Samiullah Niazi

Personal information
- Full name: Samiullah Khan Niazi
- Born: 4 August 1982 (age 44) Mianwali, Punjab, Pakistan
- Batting: Right-handed
- Bowling: Left-arm medium-fast

International information
- National side: Pakistan;
- ODI debut (cap 161): 21 January 2008 v Zimbabwe
- Last ODI: 24 January 2008 v Zimbabwe

Domestic team information
- 2000/01–2002/03: Sargodha
- 2003/04–2012/13: Faisalabad
- 2004/05–2018/19: Sui Northern Gas
- 2004/05–2015: Faisalabad Wolves
- 2007/08: North West Frontier Province

Career statistics
| Competition | ODI | FC | LA | T20 |
| Matches | 2 | 116 | 61 | 53 |
| Runs scored | – | 895 | 107 | 33 |
| Batting average | – | 10.28 | 7.64 | 11.00 |
| 100s/50s | – | 0/0 | 0/0 | 0/0 |
| Top score | – | 41 | 12* | 12 |
| Balls bowled | 120 | 20,272 | 2,917 | 1,114 |
| Wickets | 0 | 527 | 71 | 55 |
| Bowling average | – | 18.73 | 29.11 | 23.34 |
| 5 wickets in innings | – | 26 | 0 | 0 |
| 10 wickets in match | – | 10 | 0 | 0 |
| Best bowling | – | 8/62 | 4/23 | 4/27 |
| Catches/stumpings | 0/– | 25/– | 7/– | 18/– |
- Source: CricketArchive, 26 January 2025

= Samiullah Khan (cricketer) =

Pakistani cricketer (born 1982)

Samiullah Khan Niazi (born 4 August 1982) is a Pakistani cricket coach and former first-class cricketer who played for Sargodha, Faisalabad and Pakistan as a left-arm medium-fast bowler.

Niazi was a swing bowler with epic line and length. Due to his ability to move the ball, he was selected in the National team and in 2006.

Samiullah Khan Niazi was one of the leading wicket-takers in the 2005–06 Pakistani first-class season with 75 wickets at 18.36. He was a late inclusion for Pakistan's 2006 tour of England, replacing Rana Naved-ul-Hasan. He represented Pakistan when he played two one day internationals against Zimbabwe at Karachi and Hyderabad in 2008. He was also first attack bowler of Pakistan A in Euroasia cup tournament where they beat India in final. He is a genuine left arm swing bowler. He was a member of the Faisalabad Wolves team which won the International 20:20 Club Championship-2005 in England.

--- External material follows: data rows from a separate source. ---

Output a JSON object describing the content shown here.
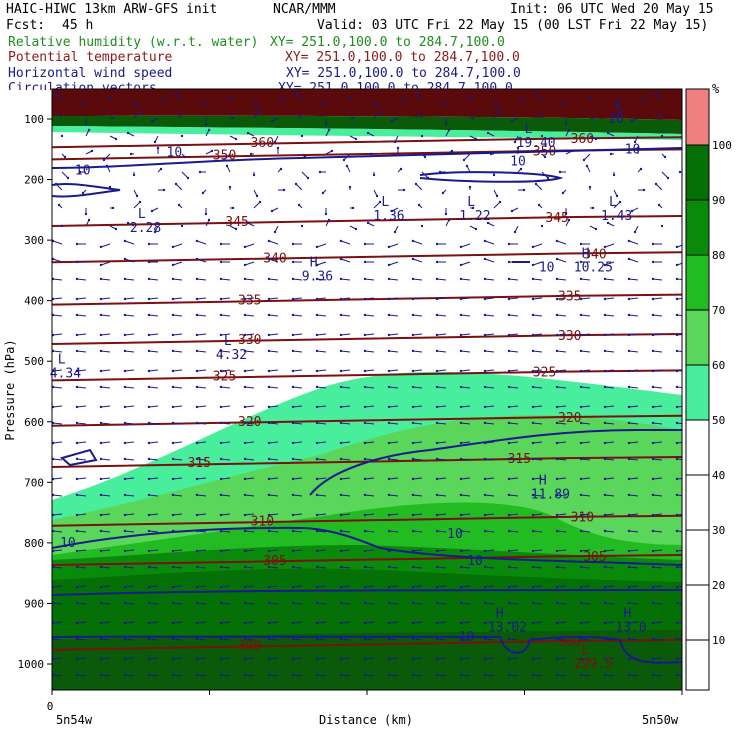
{
  "header": {
    "model": "HAIC-HIWC 13km ARW-GFS init",
    "center": "NCAR/MMM",
    "init": "Init: 06 UTC Wed 20 May 15",
    "fcst_label": "Fcst:",
    "fcst_value": "45 h",
    "valid": "Valid: 03 UTC Fri 22 May 15 (00 LST Fri 22 May 15)",
    "fields": [
      {
        "name": "Relative humidity (w.r.t. water)",
        "xy": "XY= 251.0,100.0 to 284.7,100.0",
        "color": "#1e8c1e"
      },
      {
        "name": "Potential temperature",
        "xy": "XY= 251.0,100.0 to 284.7,100.0",
        "color": "#8b1a1a"
      },
      {
        "name": "Horizontal wind speed",
        "xy": "XY= 251.0,100.0 to 284.7,100.0",
        "color": "#1a1a8c"
      },
      {
        "name": "Circulation vectors",
        "xy": "XY= 251.0,100.0 to 284.7,100.0",
        "color": "#1a1a8c"
      }
    ]
  },
  "colorbar": {
    "unit": "%",
    "levels": [
      10,
      20,
      30,
      40,
      50,
      60,
      70,
      80,
      90,
      100
    ],
    "colors": [
      "#ffffff",
      "#ffffff",
      "#ffffff",
      "#ffffff",
      "#ffffff",
      "#48ee9c",
      "#5ad65a",
      "#22bb22",
      "#0a8a0a",
      "#057005",
      "#0a5a0a",
      "#f08080"
    ]
  },
  "chart_data": {
    "type": "heatmap",
    "xlabel": "Distance (km)",
    "ylabel": "Pressure (hPa)",
    "x_tick_labels": [
      "0"
    ],
    "x_endpoints": [
      "5n54w",
      "5n50w"
    ],
    "y_ticks": [
      100,
      200,
      300,
      400,
      500,
      600,
      700,
      800,
      900,
      1000
    ],
    "theta_contours": [
      {
        "value": 300,
        "label": "300",
        "y": 970
      },
      {
        "value": 305,
        "label": "305",
        "y": 830
      },
      {
        "value": 310,
        "label": "310",
        "y": 765
      },
      {
        "value": 315,
        "label": "315",
        "y": 668
      },
      {
        "value": 320,
        "label": "320",
        "y": 600
      },
      {
        "value": 325,
        "label": "325",
        "y": 525
      },
      {
        "value": 330,
        "label": "330",
        "y": 465
      },
      {
        "value": 335,
        "label": "335",
        "y": 400
      },
      {
        "value": 340,
        "label": "340",
        "y": 330
      },
      {
        "value": 345,
        "label": "345",
        "y": 270
      },
      {
        "value": 350,
        "label": "350",
        "y": 160
      },
      {
        "value": 360,
        "label": "360",
        "y": 140
      }
    ],
    "extrema": [
      {
        "kind": "L",
        "value": "2.28",
        "x": 0.3,
        "y": 280
      },
      {
        "kind": "L",
        "value": "1.36",
        "x": 1.15,
        "y": 260
      },
      {
        "kind": "L",
        "value": "1.22",
        "x": 1.45,
        "y": 260
      },
      {
        "kind": "L",
        "value": "1.43",
        "x": 2.05,
        "y": 260
      },
      {
        "kind": "H",
        "value": "10.25",
        "x": 1.85,
        "y": 345
      },
      {
        "kind": "H",
        "value": "9.36",
        "x": 0.9,
        "y": 360
      },
      {
        "kind": "L",
        "value": "4.32",
        "x": 0.6,
        "y": 490
      },
      {
        "kind": "L",
        "value": "4.34",
        "x": 0.02,
        "y": 520
      },
      {
        "kind": "H",
        "value": "11.89",
        "x": 1.7,
        "y": 720
      },
      {
        "kind": "H",
        "value": "13.02",
        "x": 1.55,
        "y": 940
      },
      {
        "kind": "H",
        "value": "13.0",
        "x": 2.1,
        "y": 940
      },
      {
        "kind": "L",
        "value": "299.5",
        "x": 1.85,
        "y": 1000
      },
      {
        "kind": "L",
        "value": "19.40",
        "x": 1.65,
        "y": 140
      },
      {
        "kind": "L",
        "value": "10",
        "x": 1.97,
        "y": 100
      }
    ],
    "wind_labels": [
      {
        "value": "10",
        "x": 0.08,
        "y": 185
      },
      {
        "value": "10",
        "x": 1.6,
        "y": 170
      },
      {
        "value": "10",
        "x": 1.7,
        "y": 345
      },
      {
        "value": "10",
        "x": 0.4,
        "y": 155
      },
      {
        "value": "10",
        "x": 1.38,
        "y": 785
      },
      {
        "value": "10",
        "x": 1.45,
        "y": 830
      },
      {
        "value": "10",
        "x": 1.42,
        "y": 955
      },
      {
        "value": "10",
        "x": 0.0,
        "y": 800
      },
      {
        "value": "10",
        "x": 2.0,
        "y": 150
      }
    ]
  }
}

In the final of the 2017–18 Quaid-e-Azam Trophy, he took his career-best bowling figures of 8 for 62 in the second innings and his 25th five-wicket haul in first-class cricket. This lead Sui Northern Gas Pipelines Limited to their third Quaid-e-Azam Trophy in four years and he was named as man of the match.

Since his retirement he has become a coach, including being the assistant coach to the Northern U19 Whites.